Chief of the Defence Force Angus Campbell will refer up to 36 matters to the new office, which will be assisted by experienced investigators, legal counsel and other support staff, including from the Australian Federal Police.
A four-year inquiry by NSW Court of Appeal Justice Paul Brereton, found there was credible evidence that Australian special forces committed up to 39 murders in Afghanistan, with 19 current and former soldiers facing criminal prosecutions.
The report by the Inspector-General of the Australian Defence Force, released last month, uncovered 23 incidents in which one or more non-combatants – or individuals who had been captured or injured – were unlawfully killed by Australian soldiers, or at least at their direction.
The alleged murders referred to by the Brereton report date back to 2006 but most took place in 2012 and 2013 and were allegedly committed by soldiers from the Perth-based SAS.

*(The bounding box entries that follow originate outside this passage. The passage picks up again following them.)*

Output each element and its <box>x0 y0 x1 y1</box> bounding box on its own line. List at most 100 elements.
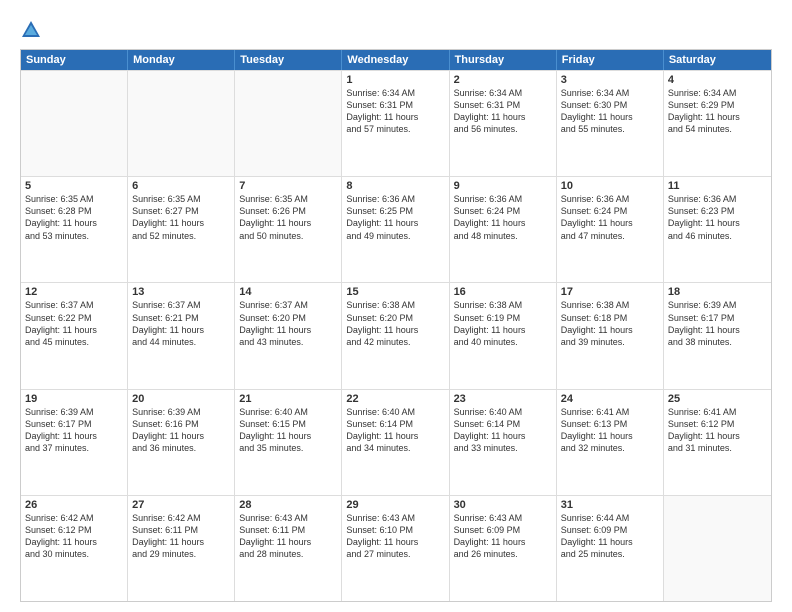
day-number: 10 <box>561 180 659 192</box>
calendar-cell <box>664 496 771 601</box>
day-number: 23 <box>454 393 552 405</box>
cell-info: Sunrise: 6:34 AMSunset: 6:29 PMDaylight:… <box>668 87 767 136</box>
cell-info: Sunrise: 6:35 AMSunset: 6:28 PMDaylight:… <box>25 193 123 242</box>
day-number: 22 <box>346 393 444 405</box>
day-number: 25 <box>668 393 767 405</box>
calendar-cell: 5Sunrise: 6:35 AMSunset: 6:28 PMDaylight… <box>21 177 128 282</box>
col-header-friday: Friday <box>557 50 664 70</box>
cell-info: Sunrise: 6:39 AMSunset: 6:17 PMDaylight:… <box>668 299 767 348</box>
calendar-row-3: 19Sunrise: 6:39 AMSunset: 6:17 PMDayligh… <box>21 389 771 495</box>
cell-info: Sunrise: 6:42 AMSunset: 6:12 PMDaylight:… <box>25 512 123 561</box>
cell-info: Sunrise: 6:42 AMSunset: 6:11 PMDaylight:… <box>132 512 230 561</box>
day-number: 9 <box>454 180 552 192</box>
calendar-cell: 1Sunrise: 6:34 AMSunset: 6:31 PMDaylight… <box>342 71 449 176</box>
day-number: 3 <box>561 74 659 86</box>
calendar-cell: 12Sunrise: 6:37 AMSunset: 6:22 PMDayligh… <box>21 283 128 388</box>
calendar-cell: 20Sunrise: 6:39 AMSunset: 6:16 PMDayligh… <box>128 390 235 495</box>
day-number: 21 <box>239 393 337 405</box>
cell-info: Sunrise: 6:43 AMSunset: 6:10 PMDaylight:… <box>346 512 444 561</box>
calendar-cell: 10Sunrise: 6:36 AMSunset: 6:24 PMDayligh… <box>557 177 664 282</box>
cell-info: Sunrise: 6:43 AMSunset: 6:11 PMDaylight:… <box>239 512 337 561</box>
cell-info: Sunrise: 6:40 AMSunset: 6:14 PMDaylight:… <box>454 406 552 455</box>
cell-info: Sunrise: 6:36 AMSunset: 6:23 PMDaylight:… <box>668 193 767 242</box>
calendar-row-1: 5Sunrise: 6:35 AMSunset: 6:28 PMDaylight… <box>21 176 771 282</box>
calendar-cell: 25Sunrise: 6:41 AMSunset: 6:12 PMDayligh… <box>664 390 771 495</box>
calendar-cell: 31Sunrise: 6:44 AMSunset: 6:09 PMDayligh… <box>557 496 664 601</box>
day-number: 12 <box>25 286 123 298</box>
calendar-cell: 30Sunrise: 6:43 AMSunset: 6:09 PMDayligh… <box>450 496 557 601</box>
calendar-body: 1 Sunrise: 6:34 AMSunset: 6:31 PMDaylight… <box>21 70 771 601</box>
day-number: 1 <box>346 74 444 86</box>
calendar-header: SundayMondayTuesdayWednesdayThursdayFrid… <box>21 50 771 70</box>
day-number: 8 <box>346 180 444 192</box>
cell-info: Sunrise: 6:39 AMSunset: 6:16 PMDaylight:… <box>132 406 230 455</box>
logo <box>20 19 46 41</box>
cell-info: Sunrise: 6:36 AMSunset: 6:25 PMDaylight:… <box>346 193 444 242</box>
cell-info: Sunrise: 6:43 AMSunset: 6:09 PMDaylight:… <box>454 512 552 561</box>
day-number: 20 <box>132 393 230 405</box>
day-number: 5 <box>25 180 123 192</box>
calendar-cell: 22Sunrise: 6:40 AMSunset: 6:14 PMDayligh… <box>342 390 449 495</box>
calendar-cell: 2Sunrise: 6:34 AMSunset: 6:31 PMDaylight… <box>450 71 557 176</box>
day-number: 18 <box>668 286 767 298</box>
cell-info: Sunrise: 6:40 AMSunset: 6:14 PMDaylight:… <box>346 406 444 455</box>
calendar-cell: 23Sunrise: 6:40 AMSunset: 6:14 PMDayligh… <box>450 390 557 495</box>
calendar-cell: 15Sunrise: 6:38 AMSunset: 6:20 PMDayligh… <box>342 283 449 388</box>
day-number: 2 <box>454 74 552 86</box>
day-number: 19 <box>25 393 123 405</box>
col-header-tuesday: Tuesday <box>235 50 342 70</box>
calendar-cell: 14Sunrise: 6:37 AMSunset: 6:20 PMDayligh… <box>235 283 342 388</box>
cell-info: Sunrise: 6:44 AMSunset: 6:09 PMDaylight:… <box>561 512 659 561</box>
cell-info: Sunrise: 6:37 AMSunset: 6:20 PMDaylight:… <box>239 299 337 348</box>
calendar-cell: 17Sunrise: 6:38 AMSunset: 6:18 PMDayligh… <box>557 283 664 388</box>
day-number: 6 <box>132 180 230 192</box>
calendar-cell: 21Sunrise: 6:40 AMSunset: 6:15 PMDayligh… <box>235 390 342 495</box>
calendar-cell: 26Sunrise: 6:42 AMSunset: 6:12 PMDayligh… <box>21 496 128 601</box>
day-number: 13 <box>132 286 230 298</box>
day-number: 15 <box>346 286 444 298</box>
calendar-cell: 18Sunrise: 6:39 AMSunset: 6:17 PMDayligh… <box>664 283 771 388</box>
day-number: 4 <box>668 74 767 86</box>
cell-info: Sunrise: 6:37 AMSunset: 6:22 PMDaylight:… <box>25 299 123 348</box>
calendar: SundayMondayTuesdayWednesdayThursdayFrid… <box>20 49 772 602</box>
calendar-cell: 16Sunrise: 6:38 AMSunset: 6:19 PMDayligh… <box>450 283 557 388</box>
page: SundayMondayTuesdayWednesdayThursdayFrid… <box>0 0 792 612</box>
calendar-cell: 4Sunrise: 6:34 AMSunset: 6:29 PMDaylight… <box>664 71 771 176</box>
calendar-cell <box>21 71 128 176</box>
cell-info: Sunrise: 6:38 AMSunset: 6:20 PMDaylight:… <box>346 299 444 348</box>
calendar-cell: 13Sunrise: 6:37 AMSunset: 6:21 PMDayligh… <box>128 283 235 388</box>
cell-info: Sunrise: 6:40 AMSunset: 6:15 PMDaylight:… <box>239 406 337 455</box>
calendar-cell: 9Sunrise: 6:36 AMSunset: 6:24 PMDaylight… <box>450 177 557 282</box>
cell-info: Sunrise: 6:35 AMSunset: 6:27 PMDaylight:… <box>132 193 230 242</box>
day-number: 29 <box>346 499 444 511</box>
calendar-cell <box>235 71 342 176</box>
day-number: 24 <box>561 393 659 405</box>
col-header-saturday: Saturday <box>664 50 771 70</box>
cell-info: Sunrise: 6:38 AMSunset: 6:18 PMDaylight:… <box>561 299 659 348</box>
cell-info: Sunrise: 6:41 AMSunset: 6:12 PMDaylight:… <box>668 406 767 455</box>
calendar-cell: 7Sunrise: 6:35 AMSunset: 6:26 PMDaylight… <box>235 177 342 282</box>
calendar-cell: 24Sunrise: 6:41 AMSunset: 6:13 PMDayligh… <box>557 390 664 495</box>
day-number: 17 <box>561 286 659 298</box>
calendar-cell: 8Sunrise: 6:36 AMSunset: 6:25 PMDaylight… <box>342 177 449 282</box>
day-number: 16 <box>454 286 552 298</box>
cell-info: Sunrise: 6:38 AMSunset: 6:19 PMDaylight:… <box>454 299 552 348</box>
day-number: 30 <box>454 499 552 511</box>
calendar-cell: 6Sunrise: 6:35 AMSunset: 6:27 PMDaylight… <box>128 177 235 282</box>
cell-info: Sunrise: 6:34 AMSunset: 6:31 PMDaylight:… <box>454 87 552 136</box>
day-number: 27 <box>132 499 230 511</box>
cell-info: Sunrise: 6:37 AMSunset: 6:21 PMDaylight:… <box>132 299 230 348</box>
cell-info: Sunrise: 6:36 AMSunset: 6:24 PMDaylight:… <box>561 193 659 242</box>
calendar-cell: 28Sunrise: 6:43 AMSunset: 6:11 PMDayligh… <box>235 496 342 601</box>
col-header-sunday: Sunday <box>21 50 128 70</box>
day-number: 11 <box>668 180 767 192</box>
header <box>20 15 772 41</box>
calendar-cell: 27Sunrise: 6:42 AMSunset: 6:11 PMDayligh… <box>128 496 235 601</box>
calendar-cell <box>128 71 235 176</box>
cell-info: Sunrise: 6:36 AMSunset: 6:24 PMDaylight:… <box>454 193 552 242</box>
day-number: 31 <box>561 499 659 511</box>
cell-info: Sunrise: 6:39 AMSunset: 6:17 PMDaylight:… <box>25 406 123 455</box>
day-number: 7 <box>239 180 337 192</box>
calendar-cell: 19Sunrise: 6:39 AMSunset: 6:17 PMDayligh… <box>21 390 128 495</box>
calendar-row-4: 26Sunrise: 6:42 AMSunset: 6:12 PMDayligh… <box>21 495 771 601</box>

The Morrison government has been facing criticism for its response to the release of the report, particularly the recommendations to strip the meritorious citation for the Special Operations Task Group in Afghanistan and to disband the SAS’s second squadron.
Home Affairs Minister Peter Dutton said the Office of the Special Investigator will examine the findings of Brereton inquiry and will its begin work from January 4 next year.
“The task for these eminent appointees will be challenging and as the Prime Minister has noted, difficult for Australia,” Mr Dutton said. “They bring a wealth of experience to the very important work this office will do. Their combined wealth of experience will serve the office well in undertaking the significant task ahead.”
Justice Weinberg is a former Commonwealth Director of Public Prosecutions who was appointed an Officer of the Order of Australia for distinguished service to the judiciary and to the law in 2017.
He will be responsible for assessing and investigating the allegations raised in the Brereton inquiry and referring briefs of evidence to the Commonwealth Director of Public Prosecutions.
Mr Barnett was Queensland’s first Racing Integrity Commissioner and a former Deputy Commissioner of the Queensland Police Service. He worked in major crime and drug squads and has also served in senior roles at the National Crime Authority, the Australian Crime Commission and the Queensland Crime Commission.